Best way to handle list.index(might-not-exist) in python?

Draemon picture Draemon · Jan 25, 2010 · Viewed 101.8k times · Source

I have code which looks something like this:

thing_index = thing_list.index(thing)
otherfunction(thing_list, thing_index)

ok so that's simplified but you get the idea. Now thing might not actually be in the list, in which case I want to pass -1 as thing_index. In other languages this is what you'd expect index() to return if it couldn't find the element. In fact it throws a ValueError.

I could do this:

try:
    thing_index = thing_list.index(thing)
except ValueError:
    thing_index = -1
otherfunction(thing_list, thing_index)

But this feels dirty, plus I don't know if ValueError could be raised for some other reason. I came up with the following solution based on generator functions, but it seems a little complex:

thing_index = ( [(i for i in xrange(len(thing_list)) if thing_list[i]==thing)] or [-1] )[0]

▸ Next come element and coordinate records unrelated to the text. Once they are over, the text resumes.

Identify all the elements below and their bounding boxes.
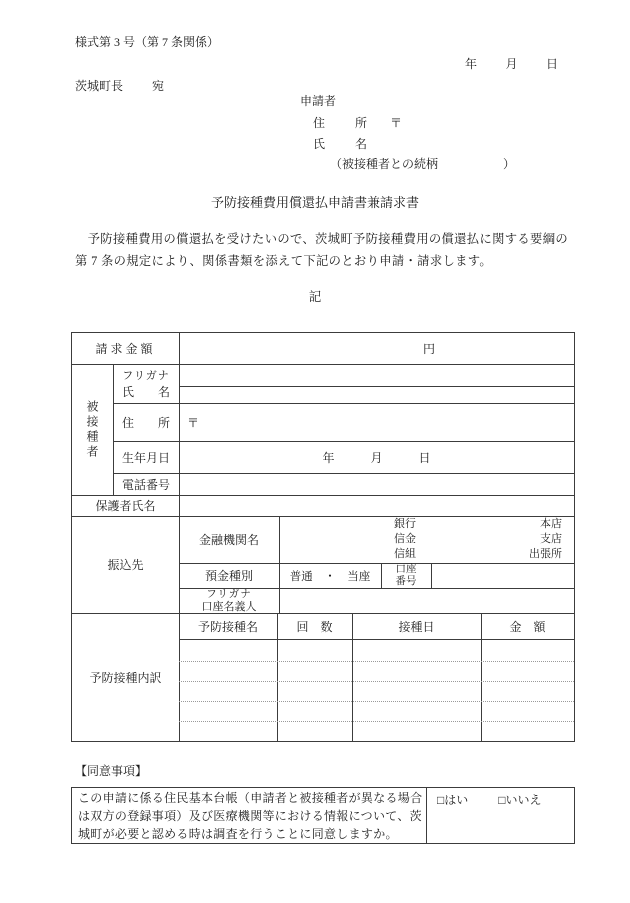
account-number-label: 口座 番号 <box>381 563 431 588</box>
branch-type-list: 本店 支店 出張所 <box>529 517 562 563</box>
account-holder-furigana-label: フリガナ <box>206 589 251 601</box>
dotted-row-line <box>179 721 574 722</box>
consent-options: □はい □いいえ <box>426 791 574 808</box>
applicant-name-line: 氏名 <box>313 135 367 152</box>
checkbox-icon[interactable]: □ <box>498 793 505 807</box>
account-holder-label: フリガナ 口座名義人 <box>179 588 279 613</box>
claim-amount-unit: 円 <box>423 340 435 357</box>
dotted-row-line <box>179 681 574 682</box>
financial-institution-label: 金融機関名 <box>179 516 279 563</box>
addressee-suffix: 宛 <box>152 79 164 93</box>
vaccination-breakdown-label: 予防接種内訳 <box>72 613 179 741</box>
furigana-input-cell <box>179 364 574 386</box>
consent-heading: 【同意事項】 <box>75 762 147 779</box>
birthdate-label: 生年月日 <box>113 441 179 473</box>
vaccination-column-header: 接種日 <box>352 613 481 639</box>
vaccination-column-header: 金 額 <box>481 613 574 639</box>
name-label-2: 名 <box>355 137 367 151</box>
document-page: 様式第 3 号（第 7 条関係） 年 月 日 茨城町長宛 申請者 住所〒 氏名 … <box>0 0 630 903</box>
deposit-type-label: 預金種別 <box>179 563 279 588</box>
name-input-cell <box>179 386 574 403</box>
vaccination-column-header: 予防接種名 <box>179 613 277 639</box>
address-label-2: 所 <box>355 116 367 130</box>
consent-text-line: 城町が必要と認める時は調査を行うことに同意しますか。 <box>78 825 426 843</box>
account-holder-name-label: 口座名義人 <box>202 601 257 613</box>
consent-text-line: この申請に係る住民基本台帳（申請者と被接種者が異なる場合 <box>78 789 426 807</box>
branch-type: 本店 <box>529 517 562 532</box>
date-day-label: 日 <box>546 55 558 72</box>
phone-input-cell <box>179 473 574 495</box>
divider-line <box>179 639 574 640</box>
date-line: 年 月 日 <box>465 55 558 72</box>
institution-type: 信組 <box>384 547 426 562</box>
guardian-name-label: 保護者氏名 <box>72 495 179 516</box>
body-line-2: 第 7 条の規定により、関係書類を添えて下記のとおり申請・請求します。 <box>75 250 568 272</box>
furigana-label: フリガナ <box>122 367 169 383</box>
institution-type: 銀行 <box>384 517 426 532</box>
vaccinee-group-label: 被接種者 <box>72 364 113 495</box>
institution-type: 信金 <box>384 532 426 547</box>
applicant-label: 申請者 <box>300 92 336 109</box>
guardian-name-input-cell <box>179 495 574 516</box>
address-label-1: 住 <box>313 116 325 130</box>
date-year-label: 年 <box>465 55 477 72</box>
applicant-address-line: 住所〒 <box>313 114 402 131</box>
furigana-name-label: フリガナ 氏 名 <box>113 364 179 403</box>
address-label: 住 所 <box>113 403 179 441</box>
consent-text-line: は双方の登録事項）及び医療機関等における情報について、茨 <box>78 807 426 825</box>
body-line-1: 予防接種費用の償還払を受けたいので、茨城町予防接種費用の償還払に関する要綱の <box>75 228 568 250</box>
postal-mark: 〒 <box>390 116 402 130</box>
consent-yes-label: はい <box>444 793 468 807</box>
account-number-input-cell <box>431 563 574 588</box>
form-number: 様式第 3 号（第 7 条関係） <box>75 33 219 50</box>
branch-type: 支店 <box>529 532 562 547</box>
relation-label-open: （被接種者との続柄 <box>330 155 438 172</box>
birthdate-input-cell: 年 月 日 <box>179 441 574 473</box>
claim-amount-cell: 円 <box>179 333 574 364</box>
vaccination-column-header: 回 数 <box>277 613 352 639</box>
dotted-row-line <box>179 661 574 662</box>
relation-line: （被接種者との続柄 ） <box>330 155 515 172</box>
dotted-row-line <box>179 701 574 702</box>
consent-yes-option[interactable]: □はい <box>437 793 468 807</box>
account-holder-input-cell <box>279 588 574 613</box>
consent-table: この申請に係る住民基本台帳（申請者と被接種者が異なる場合 は双方の登録事項）及び… <box>71 787 575 844</box>
name-label-1: 氏 <box>313 137 325 151</box>
claim-amount-label: 請求金額 <box>72 333 179 364</box>
addressee-line: 茨城町長宛 <box>75 77 164 94</box>
consent-text: この申請に係る住民基本台帳（申請者と被接種者が異なる場合 は双方の登録事項）及び… <box>72 789 426 844</box>
name-label: 氏 名 <box>122 383 170 400</box>
institution-type-list: 銀行 信金 信組 <box>384 517 426 563</box>
record-mark: 記 <box>0 287 630 305</box>
body-paragraph: 予防接種費用の償還払を受けたいので、茨城町予防接種費用の償還払に関する要綱の 第… <box>75 228 568 272</box>
consent-no-label: いいえ <box>506 793 542 807</box>
date-month-label: 月 <box>505 55 517 72</box>
financial-institution-cell: 銀行 信金 信組 本店 支店 出張所 <box>279 516 574 563</box>
address-input-cell: 〒 <box>179 403 574 441</box>
consent-no-option[interactable]: □いいえ <box>498 793 541 807</box>
deposit-type-options: 普通 ・ 当座 <box>279 563 381 588</box>
transfer-destination-label: 振込先 <box>72 516 179 613</box>
relation-label-close: ） <box>503 155 515 172</box>
main-table: 請求金額 円 被接種者 フリガナ 氏 名 住 所 〒 生年月日 年 月 日 電話… <box>71 332 575 742</box>
branch-type: 出張所 <box>529 547 562 562</box>
postal-mark: 〒 <box>187 414 199 431</box>
addressee: 茨城町長 <box>75 79 123 93</box>
page-title: 予防接種費用償還払申請書兼請求書 <box>0 192 630 211</box>
phone-label: 電話番号 <box>113 473 179 495</box>
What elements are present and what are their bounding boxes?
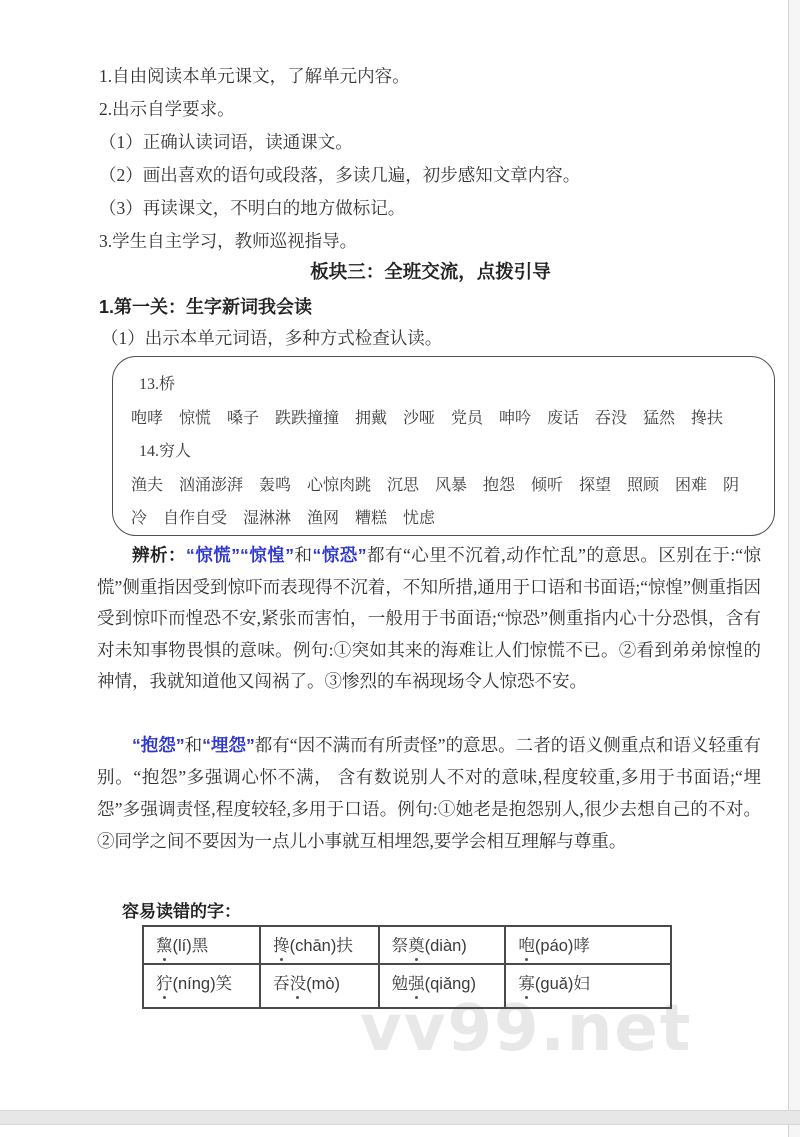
error-prone-words-table: 黧(lí)黑 搀(chān)扶 祭奠(diàn) 咆(páo)哮 狞(níng)…	[142, 925, 672, 1009]
emphasized-char: 黧	[156, 937, 173, 955]
table-row: 狞(níng)笑 吞没(mò) 勉强(qiǎng) 寡(guǎ)妇	[143, 964, 671, 1008]
lesson-13-title: 13.桥	[131, 368, 756, 402]
step-line: （2）画出喜欢的语句或段落，多读几遍，初步感知文章内容。	[99, 159, 762, 192]
emphasized-char: 强	[408, 975, 425, 993]
table-cell: 祭奠(diàn)	[379, 926, 506, 964]
analysis-label: 辨析：	[132, 545, 186, 565]
table-cell: 寡(guǎ)妇	[505, 964, 671, 1008]
page-separator-strip	[0, 1110, 800, 1125]
highlighted-term: “惊恐”	[313, 545, 367, 565]
highlighted-term: “抱怨”	[132, 735, 185, 755]
emphasized-char: 寡	[518, 975, 535, 993]
page-right-edge	[788, 0, 800, 1137]
analysis-paragraph-yuan: “抱怨”和“埋怨”都有“因不满而有所责怪”的意思。二者的语义侧重点和语义轻重有别…	[97, 729, 761, 857]
cell-post: (níng)笑	[173, 975, 233, 993]
step-line: 1.自由阅读本单元课文，了解单元内容。	[99, 60, 762, 93]
step-line: 2.出示自学要求。	[99, 93, 762, 126]
lesson-14-words-line1: 渔夫 汹涌澎湃 轰鸣 心惊肉跳 沉思 风暴 抱怨 倾听 探望 照顾 困难 阴	[131, 469, 756, 503]
cell-post: (lí)黑	[173, 937, 209, 955]
teaching-steps-list: 1.自由阅读本单元课文，了解单元内容。 2.出示自学要求。 （1）正确认读词语，…	[99, 60, 762, 258]
table-cell: 搀(chān)扶	[260, 926, 379, 964]
emphasized-char: 奠	[408, 937, 425, 955]
emphasized-char: 搀	[273, 937, 290, 955]
cell-pre: 吞	[273, 975, 290, 993]
section-heading: 板块三：全班交流，点拨引导	[99, 258, 762, 284]
lesson-14-title: 14.穷人	[131, 435, 756, 469]
table-cell: 黧(lí)黑	[143, 926, 260, 964]
conjunction: 和	[185, 735, 203, 755]
subsection-heading: 1.第一关：生字新词我会读	[99, 293, 762, 319]
error-prone-words-label: 容易读错的字：	[122, 897, 241, 922]
lesson-13-words: 咆哮 惊慌 嗓子 跌跌撞撞 拥戴 沙哑 党员 呻吟 废话 吞没 猛然 搀扶	[131, 402, 756, 436]
word-list-box: 13.桥 咆哮 惊慌 嗓子 跌跌撞撞 拥戴 沙哑 党员 呻吟 废话 吞没 猛然 …	[112, 356, 775, 536]
table-cell: 吞没(mò)	[260, 964, 379, 1008]
emphasized-char: 没	[290, 975, 307, 993]
table-cell: 咆(páo)哮	[505, 926, 671, 964]
cell-post: (qiǎng)	[425, 975, 476, 993]
cell-post: (páo)哮	[535, 937, 590, 955]
cell-post: (diàn)	[425, 937, 467, 955]
document-page: vv99.net 1.自由阅读本单元课文，了解单元内容。 2.出示自学要求。 （…	[0, 0, 800, 1137]
table-cell: 勉强(qiǎng)	[379, 964, 506, 1008]
table-cell: 狞(níng)笑	[143, 964, 260, 1008]
cell-post: (mò)	[306, 975, 340, 993]
cell-post: (guǎ)妇	[535, 975, 590, 993]
highlighted-term: “埋怨”	[202, 735, 255, 755]
table-row: 黧(lí)黑 搀(chān)扶 祭奠(diàn) 咆(páo)哮	[143, 926, 671, 964]
cell-post: (chān)扶	[290, 937, 353, 955]
step-line: 3.学生自主学习，教师巡视指导。	[99, 225, 762, 258]
subsection-instruction: （1）出示本单元词语，多种方式检查认读。	[101, 325, 764, 350]
emphasized-char: 狞	[156, 975, 173, 993]
emphasized-char: 咆	[518, 937, 535, 955]
step-line: （3）再读课文，不明白的地方做标记。	[99, 192, 762, 225]
analysis-paragraph-jing: 辨析：“惊慌”“惊惶”和“惊恐”都有“心里不沉着,动作忙乱”的意思。区别在于:“…	[97, 540, 761, 698]
step-line: （1）正确认读词语，读通课文。	[99, 126, 762, 159]
lesson-14-words-line2: 冷 自作自受 湿淋淋 渔网 糟糕 忧虑	[131, 502, 756, 536]
conjunction: 和	[294, 545, 313, 565]
cell-pre: 勉	[392, 975, 409, 993]
cell-pre: 祭	[392, 937, 409, 955]
analysis-body: 都有“心里不沉着,动作忙乱”的意思。区别在于:“惊慌”侧重指因受到惊吓而表现得不…	[97, 545, 761, 691]
highlighted-term: “惊慌”“惊惶”	[186, 545, 294, 565]
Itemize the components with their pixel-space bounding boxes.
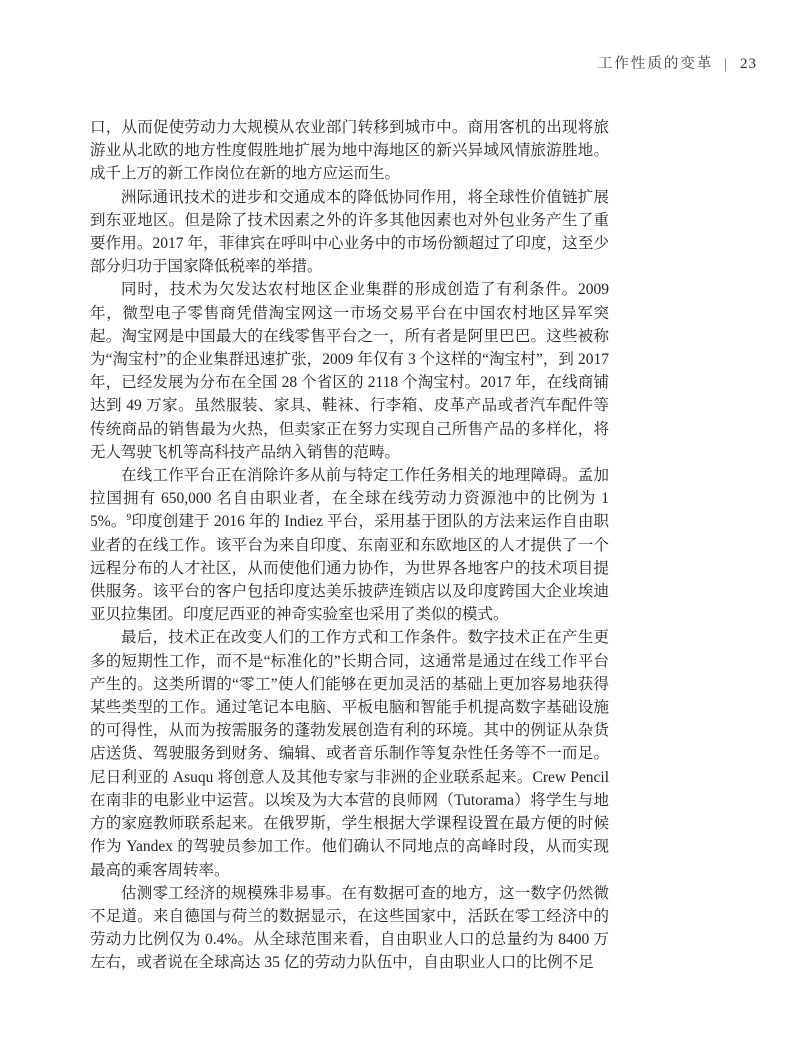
paragraph-taobao-villages: 同时，技术为欠发达农村地区企业集群的形成创造了有利条件。2009 年，微型电子零… (90, 278, 609, 464)
page-number: 23 (740, 56, 757, 72)
paragraph-value-chains: 洲际通讯技术的进步和交通成本的降低协同作用，将全球性价值链扩展到东亚地区。但是除… (90, 186, 609, 279)
book-page: 工作性质的变革|23 口，从而促使劳动力大规模从农业部门转移到城市中。商用客机的… (0, 0, 795, 1047)
paragraph-text-after-footnote: 印度创建于 2016 年的 Indiez 平台，采用基于团队的方法来运作自由职业… (90, 513, 609, 623)
running-head-chapter-title: 工作性质的变革 (598, 56, 714, 72)
paragraph-gig-economy-size: 估测零工经济的规模殊非易事。在有数据可查的地方，这一数字仍然微不足道。来自德国与… (90, 882, 609, 975)
paragraph-online-work-platforms: 在线工作平台正在消除许多从前与特定工作任务相关的地理障碍。孟加拉国拥有 650,… (90, 464, 609, 626)
paragraph-continuation: 口，从而促使劳动力大规模从农业部门转移到城市中。商用客机的出现将旅游业从北欧的地… (90, 116, 609, 186)
header-separator: | (724, 55, 727, 73)
body-text-block: 口，从而促使劳动力大规模从农业部门转移到城市中。商用客机的出现将旅游业从北欧的地… (90, 116, 609, 975)
paragraph-gig-work: 最后，技术正在改变人们的工作方式和工作条件。数字技术正在产生更多的短期性工作，而… (90, 626, 609, 881)
page-header: 工作性质的变革|23 (598, 52, 757, 73)
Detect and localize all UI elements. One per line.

Is there a cleaner way to achieve the same thing? Let's assume the list isn't sorted.

Answer

SilentGhost picture SilentGhost · Jan 25, 2010

There is nothing "dirty" about using try-except clause. This is the pythonic way. ValueError will be raised by the .index method only, because it's the only code you have there!

To answer the comment:
In Python, easier to ask forgiveness than to get permission philosophy is well established, and no index will not raise this type of error for any other issues. Not that I can think of any.